The Clayton Act, which continues to regulate U.S. business practices in 2020, is far more specific than the Sherman Act.  I urge you to read it.  In essence, it prohibits anti-competitive mergers, predatory and discriminatory pricing, and other forms of unethical corporate behavior.

Unethical corporate behavior?  Cities are incorporated.  So are many counties… even states. Thus it is possible that actions taken on behalf of incorporated cities, counties and states may clearly be in violation of the Clayton Act.  That places lawsuits under contract law… under the Uniform Commercial Code (UCC), administrative law, and Maritime Law.  Those cases more directly define a violation of the law and place little or no emphasis on public health.

Clayton allows private parties to take legal action against corporations and seek triple damages when they have been harmed by conduct that violates the Act.  Look at Section Four of the Clayton Act.  It provides guidelines for private lawsuits of any individual injured by anything forbidden in anti-trust laws.  It is an interesting piece of legislation and specifies that labor is not an economic commodity.

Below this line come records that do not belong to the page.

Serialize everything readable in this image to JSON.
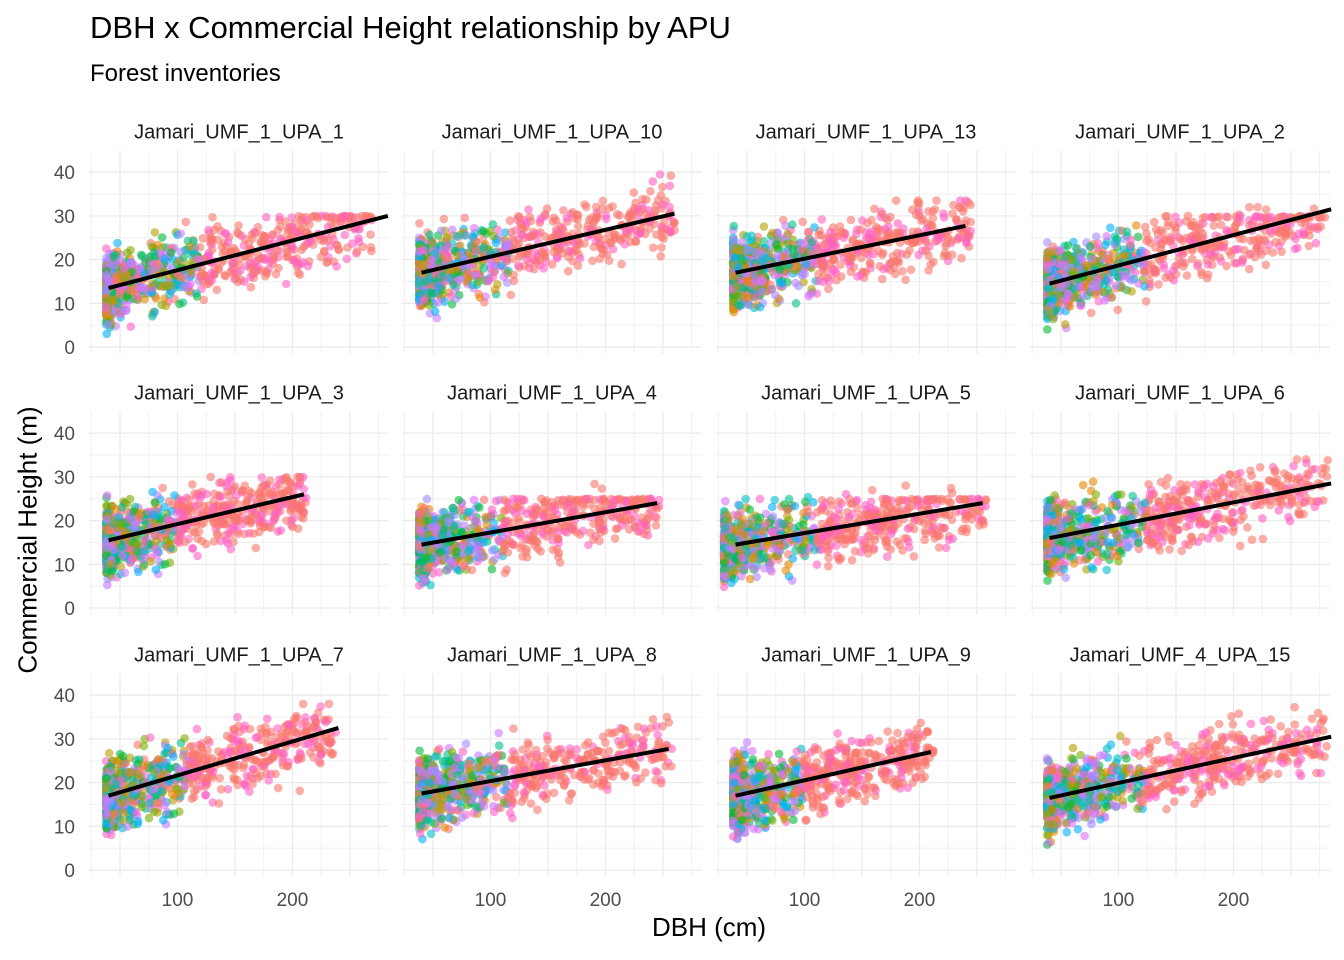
{
  "chart_data": {
    "type": "scatter",
    "title": "DBH x Commercial Height relationship by APU",
    "subtitle": "Forest inventories",
    "xlabel": "DBH (cm)",
    "ylabel": "Commercial Height (m)",
    "xlim": [
      23,
      284
    ],
    "ylim": [
      -1.5,
      45
    ],
    "x_ticks": [
      100,
      200
    ],
    "y_ticks": [
      0,
      10,
      20,
      30,
      40
    ],
    "grid": true,
    "legend": "none",
    "layout": {
      "rows": 3,
      "cols": 4
    },
    "point_palette": [
      "#F8766D",
      "#FF61C3",
      "#DB72FB",
      "#C77CFF",
      "#A58AFF",
      "#00B0F6",
      "#00BFC4",
      "#00C08B",
      "#00BA38",
      "#7CAE00",
      "#B79F00",
      "#E58700"
    ],
    "trend_color": "#000000",
    "panels": [
      {
        "name": "Jamari_UMF_1_UPA_1",
        "trend": {
          "x": [
            40,
            283
          ],
          "y": [
            13.5,
            30
          ]
        },
        "x_range": [
          38,
          270
        ],
        "y_range": [
          3,
          30
        ],
        "y_cap": 30
      },
      {
        "name": "Jamari_UMF_1_UPA_10",
        "trend": {
          "x": [
            40,
            260
          ],
          "y": [
            17,
            30.5
          ]
        },
        "x_range": [
          38,
          262
        ],
        "y_range": [
          4,
          39.5
        ],
        "y_cap": null
      },
      {
        "name": "Jamari_UMF_1_UPA_13",
        "trend": {
          "x": [
            40,
            240
          ],
          "y": [
            17,
            27.7
          ]
        },
        "x_range": [
          38,
          245
        ],
        "y_range": [
          4,
          33.5
        ],
        "y_cap": null
      },
      {
        "name": "Jamari_UMF_1_UPA_2",
        "trend": {
          "x": [
            40,
            285
          ],
          "y": [
            14.5,
            31.5
          ]
        },
        "x_range": [
          38,
          280
        ],
        "y_range": [
          4,
          32
        ],
        "y_cap": 30
      },
      {
        "name": "Jamari_UMF_1_UPA_3",
        "trend": {
          "x": [
            40,
            210
          ],
          "y": [
            15.5,
            26
          ]
        },
        "x_range": [
          38,
          212
        ],
        "y_range": [
          4,
          30
        ],
        "y_cap": 30
      },
      {
        "name": "Jamari_UMF_1_UPA_4",
        "trend": {
          "x": [
            40,
            245
          ],
          "y": [
            14.5,
            24
          ]
        },
        "x_range": [
          38,
          248
        ],
        "y_range": [
          5,
          32
        ],
        "y_cap": 25
      },
      {
        "name": "Jamari_UMF_1_UPA_5",
        "trend": {
          "x": [
            40,
            255
          ],
          "y": [
            14.5,
            24
          ]
        },
        "x_range": [
          30,
          258
        ],
        "y_range": [
          1,
          28
        ],
        "y_cap": 25
      },
      {
        "name": "Jamari_UMF_1_UPA_6",
        "trend": {
          "x": [
            40,
            285
          ],
          "y": [
            16,
            28.5
          ]
        },
        "x_range": [
          38,
          282
        ],
        "y_range": [
          5,
          34
        ],
        "y_cap": null
      },
      {
        "name": "Jamari_UMF_1_UPA_7",
        "trend": {
          "x": [
            40,
            240
          ],
          "y": [
            17,
            32.5
          ]
        },
        "x_range": [
          38,
          238
        ],
        "y_range": [
          2.5,
          38
        ],
        "y_cap": null
      },
      {
        "name": "Jamari_UMF_1_UPA_8",
        "trend": {
          "x": [
            40,
            255
          ],
          "y": [
            17.5,
            27.7
          ]
        },
        "x_range": [
          38,
          258
        ],
        "y_range": [
          4,
          35
        ],
        "y_cap": null
      },
      {
        "name": "Jamari_UMF_1_UPA_9",
        "trend": {
          "x": [
            40,
            210
          ],
          "y": [
            17,
            27
          ]
        },
        "x_range": [
          38,
          212
        ],
        "y_range": [
          5,
          36
        ],
        "y_cap": null
      },
      {
        "name": "Jamari_UMF_4_UPA_15",
        "trend": {
          "x": [
            40,
            285
          ],
          "y": [
            16.5,
            30.5
          ]
        },
        "x_range": [
          38,
          282
        ],
        "y_range": [
          4,
          42.5
        ],
        "y_cap": null
      }
    ]
  }
}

If I were not retired and if I had been hurt by any state government because of the threat of an emergency, I would probably find myself a good corporate lawyer who understands the U.S. Constitution, the Sherman and Clayton Acts, the Uniform Commercial Code (UCC) and who has some common sense.

Elected officials and the bureaucrats who work in all of the states need to remember the words of the Declaration of Independence:  “To secure these rights, governments are instituted among men.”

In other words, government works for us.  We don’t work for them.  The people hold the power, not the bureaucrats and elected officials.  And the people are waking up.